From d6f8671505956401691e3c35d19499470f582a88 Mon Sep 17 00:00:00 2001
From: Bruno Haible <bruno@clisp.org>
Date: Thu, 9 Jan 2020 02:04:07 +0100
Subject: [PATCH 4/4] c32tob: Make consistent with mbrtoc32.

* lib/c32tob.c: Include <stdio.h>, <string.h>, <wchar.h>.
(c32tob): If the char32_t encoding and the wchar_t encoding may differ,
use c32rtomb, not wctob.
* modules/c32tob (Files): Add m4/mbrtoc32.m4.

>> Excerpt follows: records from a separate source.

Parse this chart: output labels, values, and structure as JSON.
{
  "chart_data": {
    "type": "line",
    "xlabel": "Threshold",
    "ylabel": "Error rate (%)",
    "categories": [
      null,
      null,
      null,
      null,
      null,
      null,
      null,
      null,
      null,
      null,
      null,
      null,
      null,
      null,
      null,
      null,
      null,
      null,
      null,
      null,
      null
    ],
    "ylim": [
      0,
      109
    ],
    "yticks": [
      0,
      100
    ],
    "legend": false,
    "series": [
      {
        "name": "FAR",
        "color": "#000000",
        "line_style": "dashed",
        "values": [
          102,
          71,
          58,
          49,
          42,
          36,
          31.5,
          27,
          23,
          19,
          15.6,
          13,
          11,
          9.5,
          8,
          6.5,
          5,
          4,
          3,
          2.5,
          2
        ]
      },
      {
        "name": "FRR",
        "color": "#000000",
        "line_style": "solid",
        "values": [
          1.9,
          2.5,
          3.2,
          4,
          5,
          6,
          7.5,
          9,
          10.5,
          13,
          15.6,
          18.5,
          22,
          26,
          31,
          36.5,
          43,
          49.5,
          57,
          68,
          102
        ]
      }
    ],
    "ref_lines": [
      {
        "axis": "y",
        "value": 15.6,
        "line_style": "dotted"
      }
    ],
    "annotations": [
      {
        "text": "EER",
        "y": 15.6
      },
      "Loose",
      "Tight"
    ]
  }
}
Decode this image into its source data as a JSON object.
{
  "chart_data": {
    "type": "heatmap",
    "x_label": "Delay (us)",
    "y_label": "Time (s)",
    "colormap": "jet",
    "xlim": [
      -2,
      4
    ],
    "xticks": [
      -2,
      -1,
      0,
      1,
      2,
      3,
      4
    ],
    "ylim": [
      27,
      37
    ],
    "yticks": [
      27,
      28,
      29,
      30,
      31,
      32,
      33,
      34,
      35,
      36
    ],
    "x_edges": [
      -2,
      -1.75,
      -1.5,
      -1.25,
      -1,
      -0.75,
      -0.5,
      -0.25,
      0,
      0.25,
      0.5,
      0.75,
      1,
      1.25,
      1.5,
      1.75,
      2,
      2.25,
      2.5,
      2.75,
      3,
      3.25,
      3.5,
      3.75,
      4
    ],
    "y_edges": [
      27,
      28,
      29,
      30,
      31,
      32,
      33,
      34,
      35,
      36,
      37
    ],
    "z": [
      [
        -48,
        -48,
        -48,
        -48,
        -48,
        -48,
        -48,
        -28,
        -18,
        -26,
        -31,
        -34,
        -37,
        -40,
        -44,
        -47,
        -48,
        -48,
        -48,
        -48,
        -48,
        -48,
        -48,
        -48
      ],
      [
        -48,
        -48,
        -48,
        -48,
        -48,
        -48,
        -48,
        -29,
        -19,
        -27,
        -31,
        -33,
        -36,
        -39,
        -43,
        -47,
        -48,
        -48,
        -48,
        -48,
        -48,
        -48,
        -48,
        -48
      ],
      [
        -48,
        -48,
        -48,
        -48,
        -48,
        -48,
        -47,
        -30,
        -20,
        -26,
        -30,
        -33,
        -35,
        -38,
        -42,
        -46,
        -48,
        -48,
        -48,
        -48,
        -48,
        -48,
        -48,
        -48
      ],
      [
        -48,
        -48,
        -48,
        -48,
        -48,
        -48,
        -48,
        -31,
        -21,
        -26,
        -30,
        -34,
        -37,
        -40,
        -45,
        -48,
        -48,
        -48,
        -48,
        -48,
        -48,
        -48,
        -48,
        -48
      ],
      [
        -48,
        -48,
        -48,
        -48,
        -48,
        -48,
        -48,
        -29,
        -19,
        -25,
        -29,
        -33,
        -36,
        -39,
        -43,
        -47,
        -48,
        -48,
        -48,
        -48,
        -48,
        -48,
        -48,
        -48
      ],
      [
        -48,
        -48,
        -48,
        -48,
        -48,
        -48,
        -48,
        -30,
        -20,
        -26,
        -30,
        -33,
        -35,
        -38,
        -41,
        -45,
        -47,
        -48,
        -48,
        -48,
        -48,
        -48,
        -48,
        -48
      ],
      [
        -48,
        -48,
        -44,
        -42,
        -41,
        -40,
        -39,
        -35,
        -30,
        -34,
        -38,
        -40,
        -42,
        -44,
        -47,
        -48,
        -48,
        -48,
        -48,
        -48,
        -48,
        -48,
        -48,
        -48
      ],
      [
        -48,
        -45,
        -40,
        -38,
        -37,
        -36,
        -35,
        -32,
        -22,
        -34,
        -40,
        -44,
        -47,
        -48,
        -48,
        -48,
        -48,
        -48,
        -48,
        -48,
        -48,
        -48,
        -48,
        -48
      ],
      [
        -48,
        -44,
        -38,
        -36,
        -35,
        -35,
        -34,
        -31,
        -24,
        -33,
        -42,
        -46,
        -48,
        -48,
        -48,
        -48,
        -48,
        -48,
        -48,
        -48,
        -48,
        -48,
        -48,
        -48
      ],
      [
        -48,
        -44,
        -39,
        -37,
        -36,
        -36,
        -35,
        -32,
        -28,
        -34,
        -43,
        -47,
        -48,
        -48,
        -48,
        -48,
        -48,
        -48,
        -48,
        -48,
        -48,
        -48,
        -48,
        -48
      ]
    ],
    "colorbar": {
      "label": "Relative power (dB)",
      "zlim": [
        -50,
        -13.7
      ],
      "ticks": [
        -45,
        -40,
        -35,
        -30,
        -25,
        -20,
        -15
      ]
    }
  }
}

(Depends-on): Add c32rtomb.
(configure.ac): Require gl_MBRTOC32_SANITYCHECK.
---
 ChangeLog      | 10 ++++++++++
 lib/c32tob.c   | 19 ++++++++++++++++++-
 modules/c32tob |  3 +++
 3 files changed, 31 insertions(+), 1 deletion(-)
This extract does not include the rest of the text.